APBN Terancam “Loyo” dan Utang “Jumbo”: Indef Ingatkan Bahaya Defisit Fiskal Melar
Jakarta, Infoaceh.net – Alarm bahaya dibunyikan keras oleh Institute for Development of Economics and Finance (Indef) terkait kondisi Anggaran Pendapatan dan Belanja Negara (APBN).
Direktur Eksekutif Indef, Esther Sri Astuti, dalam diskusi publik yang provokatif bertajuk “Penerimaan Loyo, Utang Kian Jumbo”, menyerukan kehati-hatian ekstrem dalam pengelolaan keuangan negara. Diskusi ini disiarkan di kanal YouTube Indef pada Rabu, 9 Juli 2025.
“APBN ini kan jantung ekonomi rakyat. Kalau APBN loyo karena penerimaannya kurang, ibarat darah kurang jadi tidak semangat, staminanya kurang kuat. Sehingga perlu adanya pengelolaan defisit fiskal yang sangat harus berhati-hati,” tegas Esther.

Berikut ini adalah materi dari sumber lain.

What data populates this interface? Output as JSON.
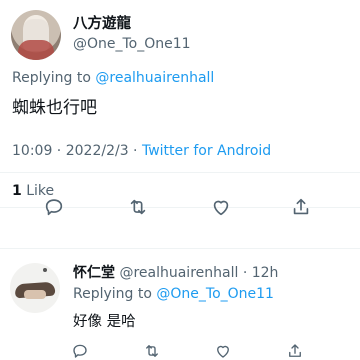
{
  "tweet": {
    "author_name": "八方遊龍",
    "author_handle": "@One_To_One11",
    "replying_prefix": "Replying to ",
    "replying_handle": "@realhuairenhall",
    "text": "蜘蛛也行吧",
    "time": "10:09",
    "sep1": " · ",
    "date": "2022/2/3",
    "sep2": " · ",
    "client": "Twitter for Android",
    "likes_count": "1",
    "likes_label": "Like"
  },
  "reply": {
    "author_name": "怀仁堂",
    "author_handle": "@realhuairenhall",
    "sep": " · ",
    "age": "12h",
    "replying_prefix": "Replying to ",
    "replying_handle": "@One_To_One11",
    "text": "好像 是哈"
  },
  "icons": {
    "reply": "reply-icon",
    "retweet": "retweet-icon",
    "like": "heart-icon",
    "share": "share-icon"
  },
  "colors": {
    "link": "#1d9bf0",
    "muted": "#536471",
    "text": "#0f1419"
  }
}
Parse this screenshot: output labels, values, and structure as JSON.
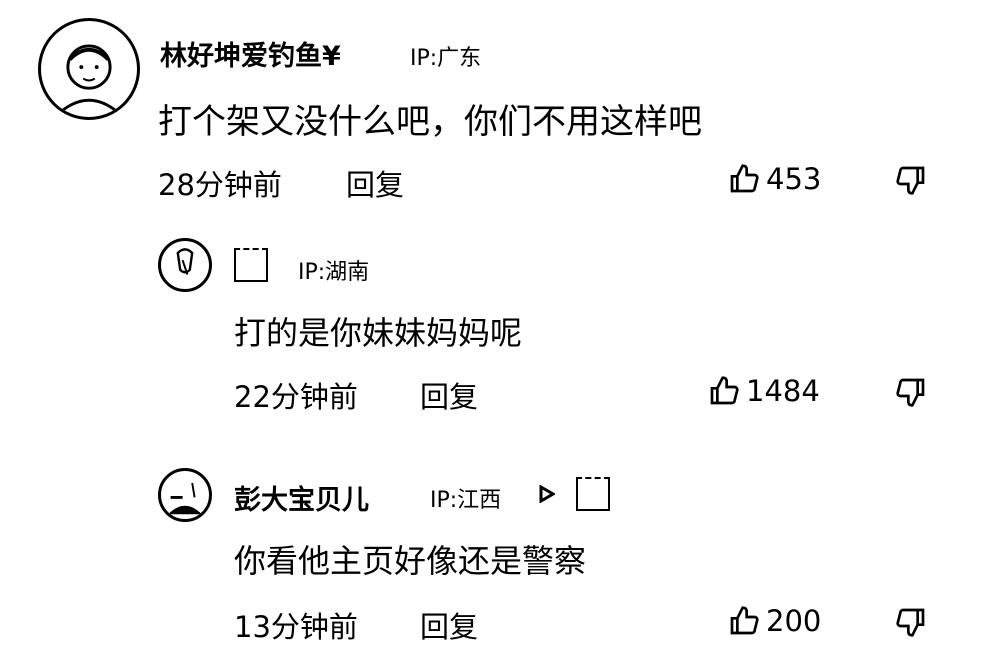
{
  "comments": [
    {
      "name": "林好坤爱钓鱼¥",
      "ip": "IP:广东",
      "content": "打个架又没什么吧，你们不用这样吧",
      "time": "28分钟前",
      "reply": "回复",
      "likes": "453"
    },
    {
      "name": "",
      "ip": "IP:湖南",
      "content": "打的是你妹妹妈妈呢",
      "time": "22分钟前",
      "reply": "回复",
      "likes": "1484"
    },
    {
      "name": "彭大宝贝儿",
      "ip": "IP:江西",
      "content": "你看他主页好像还是警察",
      "time": "13分钟前",
      "reply": "回复",
      "likes": "200"
    }
  ],
  "icons": {
    "like": "thumbs-up-icon",
    "dislike": "thumbs-down-icon",
    "reply_arrow": "play-triangle-icon"
  }
}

Sorotan tajam diarahkan pada pelebaran defisit fiskal dari 2,45 persen menjadi 2,7 persen terhadap Produk Domestik Bruto (PDB). Angka ini, menurut Esther, bukan sekadar statistik, melainkan potensi besar yang akan menambah beban utang negara secara signifikan. Sebuah indikasi bahwa keuangan negara berada di ambang tekanan serius.
Tak hanya itu, Esther juga tanpa tedeng aling-aling mengkritisi pola penyerapan anggaran kementerian/lembaga yang kerap dipaksakan demi memenuhi target serapan, bahkan ketika program yang dijalankan sudah mencapai sasaran.
Ia mengusulkan pendekatan berbasis Key Performance Indicators (KPI) agar efisiensi anggaran benar-benar terwujud, bukan sekadar angka di atas kertas.
“Kalau KPI sudah tercapai tapi anggaran tidak terserap semua, itu seharusnya tidak jadi masalah. Tapi sekarang justru jadi momok karena tahun berikutnya anggarannya bisa dipotong,” jelasnya, menggambarkan dilema yang bisa menghambat inovasi dan efisiensi birokrasi.
Esther memperingatkan, jika belanja negara terus ditekan terlalu ketat di tengah penerimaan yang lesu, potensi pertumbuhan ekonomi nasional bisa ikut melambat. Ini menjadi ancaman serius bagi keberlangsungan pembangunan dan kesejahteraan rakyat.
“Jadi penggunaan alokasi APBN dalam hal ini pengeluaran pemerintah harus hati-hati dan harus bijak, tidak asal, ‘oh kita dapat uang dari utang banyak’, tapi ternyata pengelolaannya tidak bijak,” pungkasnya. Sebuah peringatan keras agar pemerintah tak terjebak dalam euforia utang yang berpotensi menjerat masa depan ekonomi bangsa.